In the economic field, Qatari corporations showed an early interest in exploring Georgia’s tremendous opportunities. This responded to Qatar’s pressing food security issues and focused on agriculture, in addition to monitoring opportunities in real estate and hospitality. Clearly, Qatari investors were encouraged by reforms undertaken in Georgia. A number of business delegations visited Georgia to assess the country’s investment opportunities. The fact that Qatar Airways has been flying to Tbilisi for almost five years now brought Georgia closer to investors from around the globe, not only Qatar. The same applies to international tourism that benefits from having reliable air carriers with regular daily flights. Across the Gulf, Georgia has become an increasingly attractive destination for enjoyable short-term holidays. The number of tourists, including foreign residents forming the overwhelming majority of the population, have started going up again, notably after the most recent visa facilitation.
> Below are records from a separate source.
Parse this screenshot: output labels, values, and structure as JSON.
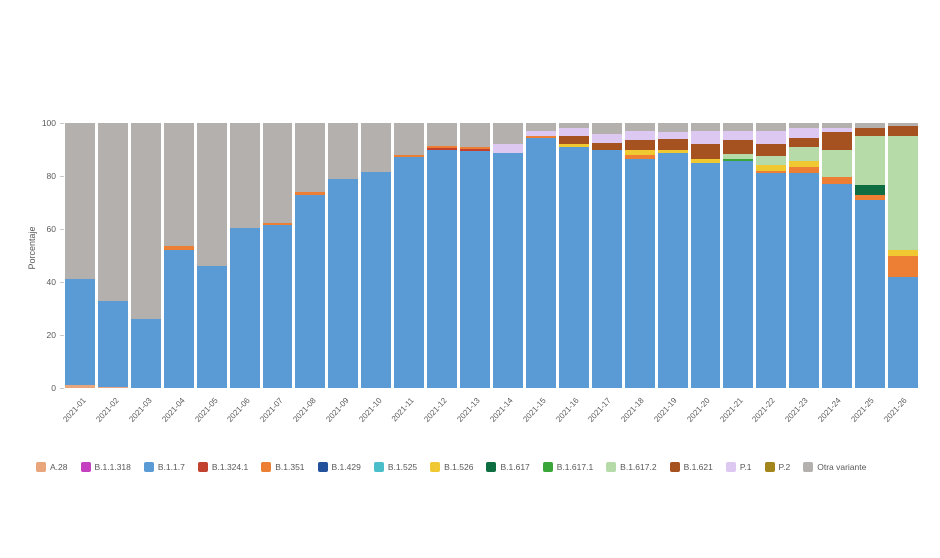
{
  "chart_data": {
    "type": "bar",
    "stacked": true,
    "title": "",
    "xlabel": "",
    "ylabel": "Porcentaje",
    "ylim": [
      0,
      100
    ],
    "yticks": [
      0,
      20,
      40,
      60,
      80,
      100
    ],
    "grid": false,
    "legend_position": "bottom",
    "categories": [
      "2021-01",
      "2021-02",
      "2021-03",
      "2021-04",
      "2021-05",
      "2021-06",
      "2021-07",
      "2021-08",
      "2021-09",
      "2021-10",
      "2021-11",
      "2021-12",
      "2021-13",
      "2021-14",
      "2021-15",
      "2021-16",
      "2021-17",
      "2021-18",
      "2021-19",
      "2021-20",
      "2021-21",
      "2021-22",
      "2021-23",
      "2021-24",
      "2021-25",
      "2021-26"
    ],
    "series": [
      {
        "name": "A.28",
        "color": "#e9a57b",
        "values": [
          1,
          0.5,
          0,
          0,
          0,
          0,
          0,
          0,
          0,
          0,
          0,
          0,
          0,
          0,
          0,
          0,
          0,
          0,
          0,
          0,
          0,
          0,
          0,
          0,
          0,
          0
        ]
      },
      {
        "name": "B.1.1.318",
        "color": "#c440c0",
        "values": [
          0,
          0,
          0,
          0,
          0,
          0,
          0,
          0,
          0,
          0,
          0,
          0,
          0,
          0,
          0,
          0,
          0,
          0,
          0,
          0,
          0,
          0,
          0,
          0,
          0,
          0
        ]
      },
      {
        "name": "B.1.1.7",
        "color": "#5b9bd5",
        "values": [
          40,
          32.5,
          26,
          52,
          46,
          60.5,
          61.5,
          73,
          79,
          81.5,
          87,
          90,
          89.5,
          88.5,
          94.5,
          91,
          90,
          86.5,
          88.5,
          85,
          85.5,
          81,
          81,
          77,
          71,
          42
        ]
      },
      {
        "name": "B.1.324.1",
        "color": "#c2422f",
        "values": [
          0,
          0,
          0,
          0,
          0,
          0,
          0,
          0,
          0,
          0,
          0,
          0.7,
          0.7,
          0,
          0,
          0,
          0,
          0,
          0,
          0,
          0,
          0,
          0,
          0,
          0,
          0
        ]
      },
      {
        "name": "B.1.351",
        "color": "#ec7f33",
        "values": [
          0,
          0,
          0,
          1.5,
          0,
          0,
          0.8,
          0.8,
          0,
          0,
          1,
          0.8,
          0.8,
          0,
          0.7,
          0,
          0,
          1.5,
          0,
          0,
          0,
          1,
          2.5,
          2.5,
          2,
          8
        ]
      },
      {
        "name": "B.1.429",
        "color": "#24519b",
        "values": [
          0,
          0,
          0,
          0,
          0,
          0,
          0,
          0,
          0,
          0,
          0,
          0,
          0,
          0,
          0,
          0,
          0,
          0,
          0,
          0,
          0,
          0,
          0,
          0,
          0,
          0
        ]
      },
      {
        "name": "B.1.525",
        "color": "#4bbfc9",
        "values": [
          0,
          0,
          0,
          0,
          0,
          0,
          0,
          0,
          0,
          0,
          0,
          0,
          0,
          0,
          0,
          0,
          0,
          0,
          0,
          0,
          0,
          0,
          0,
          0,
          0,
          0
        ]
      },
      {
        "name": "B.1.526",
        "color": "#f0c832",
        "values": [
          0,
          0,
          0,
          0,
          0,
          0,
          0,
          0,
          0,
          0,
          0,
          0,
          0,
          0,
          0,
          1,
          0,
          2,
          1.5,
          1.5,
          0,
          2,
          2,
          0,
          0,
          2
        ]
      },
      {
        "name": "B.1.617",
        "color": "#0e6e42",
        "values": [
          0,
          0,
          0,
          0,
          0,
          0,
          0,
          0,
          0,
          0,
          0,
          0,
          0,
          0,
          0,
          0,
          0,
          0,
          0,
          0,
          0,
          0,
          0,
          0,
          3.5,
          0
        ]
      },
      {
        "name": "B.1.617.1",
        "color": "#3aa63a",
        "values": [
          0,
          0,
          0,
          0,
          0,
          0,
          0,
          0,
          0,
          0,
          0,
          0,
          0,
          0,
          0,
          0,
          0,
          0,
          0,
          0,
          1,
          0,
          0,
          0,
          0,
          0
        ]
      },
      {
        "name": "B.1.617.2",
        "color": "#b6daa8",
        "values": [
          0,
          0,
          0,
          0,
          0,
          0,
          0,
          0,
          0,
          0,
          0,
          0,
          0,
          0,
          0,
          0,
          0,
          0,
          0,
          0,
          2,
          3.5,
          5.5,
          10.5,
          18.5,
          43
        ]
      },
      {
        "name": "B.1.621",
        "color": "#a55220",
        "values": [
          0,
          0,
          0,
          0,
          0,
          0,
          0,
          0,
          0,
          0,
          0,
          0,
          0,
          0,
          0,
          3,
          2.5,
          3.5,
          4,
          5.5,
          5,
          4.5,
          3.5,
          6.5,
          3,
          4
        ]
      },
      {
        "name": "P.1",
        "color": "#ddc8f2",
        "values": [
          0,
          0,
          0,
          0,
          0,
          0,
          0,
          0,
          0,
          0,
          0,
          0,
          0,
          3.5,
          1.8,
          3,
          3.5,
          3.5,
          2.5,
          5,
          3.5,
          5,
          3.5,
          1.5,
          0,
          0
        ]
      },
      {
        "name": "P.2",
        "color": "#a2861c",
        "values": [
          0,
          0,
          0,
          0,
          0,
          0,
          0,
          0,
          0,
          0,
          0,
          0,
          0,
          0,
          0,
          0,
          0,
          0,
          0,
          0,
          0,
          0,
          0,
          0,
          0,
          0
        ]
      },
      {
        "name": "Otra variante",
        "color": "#b3b0ad",
        "values": [
          59,
          67,
          74,
          46.5,
          54,
          39.5,
          37.7,
          26.2,
          21,
          18.5,
          12,
          8.5,
          9,
          8,
          3,
          2,
          4,
          3,
          3.5,
          3,
          3,
          3,
          2,
          2,
          2,
          1
        ]
      }
    ]
  }
}
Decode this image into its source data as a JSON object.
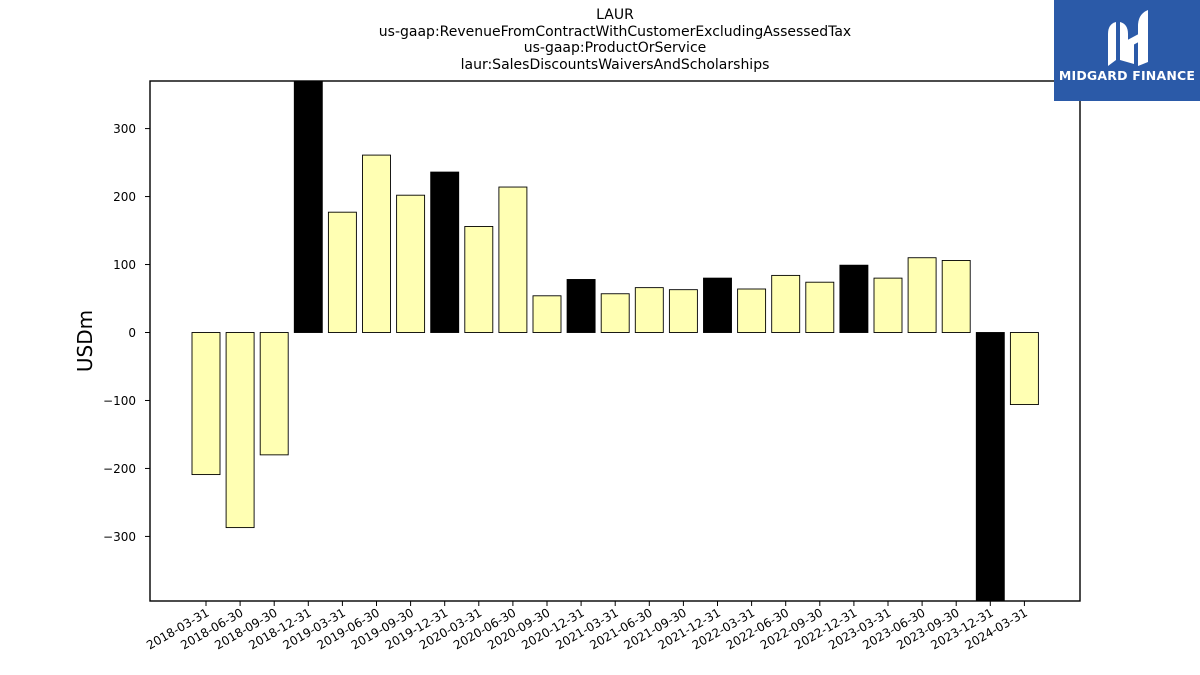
{
  "chart_data": {
    "type": "bar",
    "title_lines": [
      "LAUR",
      "us-gaap:RevenueFromContractWithCustomerExcludingAssessedTax",
      "us-gaap:ProductOrService",
      "laur:SalesDiscountsWaiversAndScholarships"
    ],
    "ylabel": "USDm",
    "xlabel": "",
    "ylim": [
      -395,
      370
    ],
    "yticks": [
      -300,
      -200,
      -100,
      0,
      100,
      200,
      300
    ],
    "yticklabels": [
      "−300",
      "−200",
      "−100",
      "0",
      "100",
      "200",
      "300"
    ],
    "categories": [
      "2018-03-31",
      "2018-06-30",
      "2018-09-30",
      "2018-12-31",
      "2019-03-31",
      "2019-06-30",
      "2019-09-30",
      "2019-12-31",
      "2020-03-31",
      "2020-06-30",
      "2020-09-30",
      "2020-12-31",
      "2021-03-31",
      "2021-06-30",
      "2021-09-30",
      "2021-12-31",
      "2022-03-31",
      "2022-06-30",
      "2022-09-30",
      "2022-12-31",
      "2023-03-31",
      "2023-06-30",
      "2023-09-30",
      "2023-12-31",
      "2024-03-31"
    ],
    "values": [
      -209,
      -287,
      -180,
      370,
      177,
      261,
      202,
      236,
      156,
      214,
      54,
      78,
      57,
      66,
      63,
      80,
      64,
      84,
      74,
      99,
      80,
      110,
      106,
      -395,
      -106
    ],
    "highlight": [
      false,
      false,
      false,
      true,
      false,
      false,
      false,
      true,
      false,
      false,
      false,
      true,
      false,
      false,
      false,
      true,
      false,
      false,
      false,
      true,
      false,
      false,
      false,
      true,
      false
    ],
    "colors": {
      "normal": "#ffffb3",
      "highlight": "#000000",
      "edge": "#000000"
    },
    "grid": false
  },
  "logo": {
    "text": "MIDGARD FINANCE",
    "color": "#2b5aa8",
    "icon": "midgard-logo-icon"
  }
}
Another driving force in this growing interest in Georgia among Qataris and expatriates in the Gulf is its rich culture. Through a series of well-received events co-hosted with leading Qatari institutions, the Embassy of Georgia has reached out to interested Qataris and residents alike. Among the prestigious partners are the Qatar Photographic Society, with whom a highly acclaimed exhibition of early color photographs on Georgia and the Caucasus was organized last year, the cutting-edge Katara Cultural Village that will host a show of Georgian heritage and creativity in early 2016 as well as other events. With the start of the academic year 2015-2016, Georgian students will continue their higher education in Doha, be it in Arabic studies at the homegrown Qatar University or at Qatar’s international university colleges, including Georgetown University’s School of Foreign Service.

Across the wide range of political, economic, and cultural cooperation, Georgia and Qatar have moved considerably closer over the past three years. Will this positive trend continue? A lot depends on how world leaders address fragmentation and instability in geopolitical hotspots important to Qatar and Georgia, spanning the Mediterranean, the Black Sea, and the Persian Gulf. International relations are at their best when rules-based and inspired by common values. Everything else follows suit.